Cabinet Minister Government of Bihar
- In office 26 November 2010 – 16 June 2013
- Ministry: Term
- Minister of Public Health Engineering Department: 26 November 2010 - 16 June 2013
- In office 24 November 2005 – 13 April 2008
- Ministry: Term
- Minister of Health & Family Welfare: 24 November 2005 - 13 April 2008

Member of Bihar Legislative Assembly
- In office 2010–2015
- Preceded by: Satish Chandra Dubey
- Succeeded by: Prakash Rai
- Constituency: Chanpatia
- In office 2000–2010
- Preceded by: Ram Prasad Yadav
- Succeeded by: Bhagirathi Devi
- Constituency: Ramnagar
- In office 1990–1995
- Preceded by: Arjun Vikram Shah
- Succeeded by: Ram Prasad Yadav
- Constituency: Ramnagar

Personal details
- Party: Bharatiya Janata Party

= Chandra Mohan Rai =

Indian politician

Chandra Mohan Rai is an Indian politician from Bihar and a member of the Bharatiya Janata Party. He served as a member of the Bihar Legislative Assembly from the Ramnagar Assembly constituency and later from the Chanpatia Assembly constituency. He served as a minister in the Government of Bihar, holding the Health and Public Health Engineering Department portfolios in the Nitish Kumar government between 2005 and 2013.

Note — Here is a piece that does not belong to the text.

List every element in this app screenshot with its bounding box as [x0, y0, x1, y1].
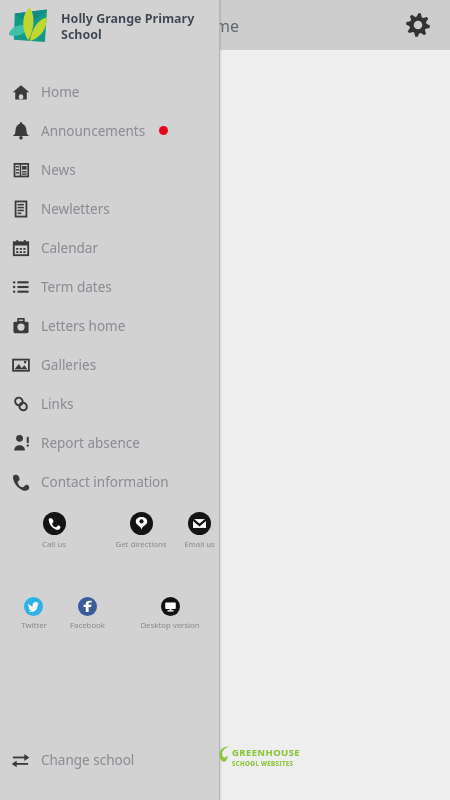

Rai contested his first election in 1967 as a Jan Sangh candidate. In 1977, he contested the Ramnagar constituency as a Janata Party candidate but lost to Arjun Vikram Shah. He was elected from Ramnagar as a BJP candidate in 1990. Rai subsequently served as a minister in the Bihar government led by Nitish Kumar. In 2015, he resigned from his positions in the BJP.